A ses yeux, le déplacement d’un prêtre est une affaire interne à l’Eglise. C’est la raison pour laquelle l’évêque de Bâle a réagi fortement dans le cas du jugement du tribunal cantonal sur l’affaire Röschenz. Il s’agit là d’une «précédent lourd de conséquences», et c’est pourquoi l’évêque de Bâle s’est vu contraint d’actionner le «frein de secours». «Et quand on actionne le frein de secours, cela crisse très fort», a-t-il lancé.
Dans une prise de position diffusée le 12 novembre, Mgr Kurt Koch avait réagi fortement au jugement du tribunal cantonal dans l’affaire de la paroisse de Röschenz, qui refuse de se séparer de son prêtre, l’abbé Franz Sabo, dont la mission canonique a été retirée par l’évêque. La justice avait autorisé la paroisse à garder son prêtre, estimant que ce dernier n’avait pas suffisamment eu la possibilité de s’expliquer avant d’être licencié. Mgr Koch a renoncé à recourir contre le jugement, car cela consisterait à reconnaître la compétence du tribunal cantonal dans les affaires internes de l’Eglise.
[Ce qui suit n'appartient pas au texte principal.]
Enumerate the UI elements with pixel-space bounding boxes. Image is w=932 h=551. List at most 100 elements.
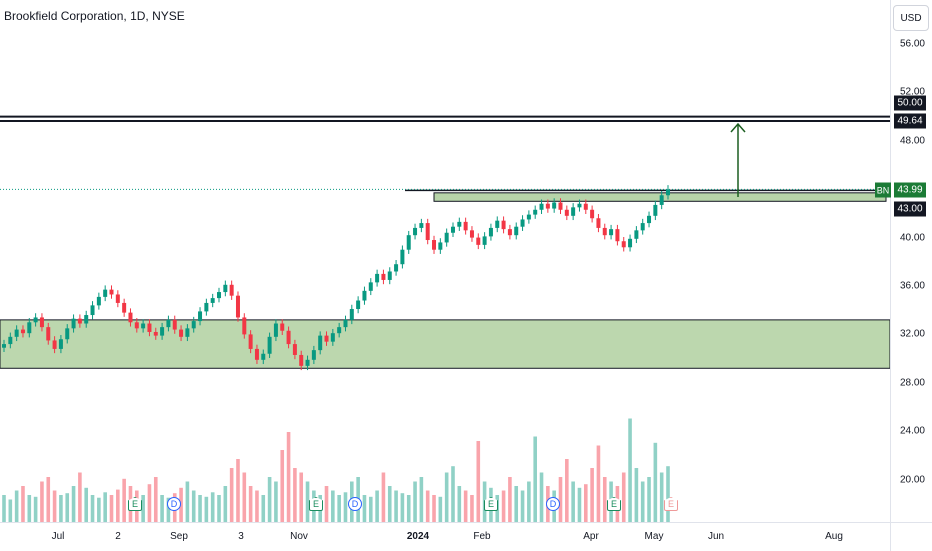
candle-body <box>501 220 506 230</box>
candle-body <box>653 204 658 216</box>
volume-bar <box>438 496 443 522</box>
candle-body <box>394 264 399 272</box>
candle-body <box>39 317 44 328</box>
volume-bar <box>602 477 607 522</box>
volume-bar <box>425 490 430 522</box>
volume-bar <box>267 477 272 522</box>
candle-body <box>583 203 588 210</box>
price-tick: 52.00 <box>899 86 925 98</box>
earnings-marker-icon[interactable]: E <box>309 497 323 511</box>
volume-bar <box>242 472 247 522</box>
candle-body <box>311 350 316 360</box>
volume-bar <box>160 495 164 522</box>
volume-bar <box>470 495 474 522</box>
time-tick: Aug <box>825 531 843 542</box>
candle-body <box>141 323 146 329</box>
volume-bar <box>533 436 537 522</box>
time-tick: Jun <box>707 531 725 542</box>
volume-bar <box>331 490 335 522</box>
candle-body <box>52 340 57 349</box>
volume-bar <box>463 490 468 522</box>
candle-body <box>362 290 367 301</box>
candle-body <box>432 240 437 250</box>
dividend-marker-icon[interactable]: D <box>348 497 362 511</box>
volume-bar <box>653 442 658 522</box>
volume-bar <box>640 481 645 522</box>
candle-body <box>77 318 82 324</box>
price-tick: 28.00 <box>899 377 925 389</box>
volume-bar <box>406 495 411 522</box>
candle-body <box>8 336 13 345</box>
price-tick: 20.00 <box>899 474 925 486</box>
candle-body <box>488 227 493 237</box>
candle-body <box>349 308 354 320</box>
currency-button[interactable]: USD <box>893 5 929 31</box>
candle-body <box>20 329 25 334</box>
earnings-marker-icon[interactable]: E <box>607 497 621 511</box>
volume-bar <box>381 472 386 522</box>
chart-pane[interactable]: Brookfield Corporation, 1D, NYSE <box>0 0 890 522</box>
volume-bar <box>109 495 114 522</box>
candle-body <box>526 214 531 220</box>
price-chart[interactable] <box>0 0 890 522</box>
candle-body <box>406 235 411 250</box>
volume-bar <box>40 481 44 522</box>
volume-bar <box>52 490 57 522</box>
candle-body <box>210 298 215 303</box>
candle-body <box>292 344 297 355</box>
dividend-marker-icon[interactable]: D <box>167 497 181 511</box>
time-tick: 2024 <box>406 531 430 542</box>
dividend-marker-icon[interactable]: D <box>546 497 560 511</box>
candle-body <box>666 189 670 196</box>
candle-body <box>539 203 544 210</box>
candle-body <box>166 319 171 328</box>
volume-bar <box>343 492 348 522</box>
candle-body <box>659 195 664 205</box>
volume-bar <box>514 486 519 522</box>
volume-bar <box>255 490 259 522</box>
time-axis[interactable]: Jul 2 Sep 3 Nov 2024 Feb Apr May Jun Aug <box>0 522 890 551</box>
candle-body <box>248 334 253 349</box>
candle-body <box>185 328 190 337</box>
volume-bar <box>539 472 544 522</box>
volume-bar <box>305 481 310 522</box>
earnings-marker-icon[interactable]: E <box>128 497 142 511</box>
time-tick: May <box>644 531 664 542</box>
candle-body <box>160 327 165 336</box>
volume-bar <box>78 472 82 522</box>
candle-body <box>482 236 487 245</box>
volume-bar <box>299 472 304 522</box>
volume-bar <box>280 450 285 522</box>
candle-body <box>647 215 652 224</box>
price-axis[interactable]: 56.00 52.00 48.00 40.00 36.00 32.00 28.00 24.00… <box>890 0 932 522</box>
volume-bar <box>21 486 25 522</box>
volume-bar <box>210 492 215 522</box>
volume-bar <box>229 468 234 522</box>
earnings-marker-icon[interactable]: E <box>484 497 498 511</box>
candle-body <box>615 229 620 242</box>
candle-body <box>425 223 430 241</box>
price-label-resistance-top: 50.00 <box>894 95 926 111</box>
volume-bar <box>324 486 329 522</box>
volume-bar <box>223 486 228 522</box>
volume-bar <box>508 477 512 522</box>
candle-body <box>381 273 386 280</box>
candle-body <box>621 241 626 248</box>
earnings-marker-icon[interactable]: E <box>664 497 678 511</box>
demand-zone <box>0 319 890 369</box>
volume-bar <box>8 499 13 522</box>
candle-body <box>223 284 228 293</box>
volume-bar <box>375 490 379 522</box>
volume-bar <box>217 495 221 522</box>
price-tick: 32.00 <box>899 328 925 340</box>
volume-bar <box>394 490 398 522</box>
candle-body <box>198 311 203 322</box>
volume-bar <box>71 486 76 522</box>
candle-body <box>634 230 639 239</box>
candle-body <box>172 319 177 330</box>
candle-body <box>476 237 481 245</box>
volume-bar <box>33 496 38 522</box>
candle-body <box>552 202 557 209</box>
price-tick: 24.00 <box>899 425 925 437</box>
candle-body <box>305 359 310 366</box>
Selon Mgr Koch, interviewé par la «NZZ am Sonntag», le problème principal réside dans le fait que les rapports entre Etat et Eglise ne sont pas suffisamment réglés, «et maintenant une décision de tribunal occasionnelle est vue comme une solution définitive». Car dans un cas de conflit en Suisse entre le droit canonique et le droit étatique, où deux ordres juridiques se confrontent, il n’est pas clair «quel droit est appliqué et de quelle façon». «Il est nécessaire d’avoir des règles claires entre Eglise et Eglise cantonale sur la marche à suivre en cas de conflit».
Mgr Koch ne se prononce pas pour une séparation Eglise-Etat
L’évêque de Bâle précise encore dans l’interview que dans sa prise de position sur le jugement de Bâle-Campagne, il ne s’est pas prononcé en faveur d’une séparation entre Eglise et Etat. «Si l’utilisation à mauvais escient des dispositions juridiques ecclésiastiques fait école, si elles deviennent indépendantes et sont orientées contre l’Eglise, alors il ne reste à l’Eglise aucune autre solution que d’intervenir en faveur d’une séparation avec l’Etat», a-t-il expliqué.
Mgr Koch a affirmé qu’il a songé plusieurs fois à se retirer en tant qu’évêque à cause de l’affaire Röschenz. Interviewé dans le journal «Sonntag» du 18 novembre, il a ajouté qu’il considérerait un retrait surtout comme «un acte lâche à l’égard des personnes dans le diocèse, qui sont très touchées par cette affaire, mais qui n’ont pas voix au chapitre dans l’opinion publique». «Agir toujours comme si toute la base de l’Eglise catholique se tenait derrière la paroisse de Röschenz» donnerait «une perception totalement fausse de la réalité». De plus, son retrait ne résoudrait rien et «les problèmes resteraient». Il ne souhaite pas laisser à son successeur une telle «hypothèque»: «Je m’en vais plus volontiers s’il fait beau».
L’erreur de l’évêque
L’évêque de Bâle admet avoir commis une erreur dans l’affaire Sabo. «En février 2005, j’ai consciemment pas communiqué personnellement à Monsieur Sabo que sa mission canonique était retirée. J’ai envoyé un vicaire épiscopal, car je partais du principe qu’un prêtre confronté à une telle situation empoignerait tout de suite le téléphone pour atteindre l’évêque et lui demander: Pourrions-nous encore une fois parler de tout cela? Mais au lieu de cela, Monsieur Sabo a approché les médias deux jours plus tard et tout s’est enchaîné. J’avais alors trop attendu de Monsieur Sabo.» (apic/job/bb)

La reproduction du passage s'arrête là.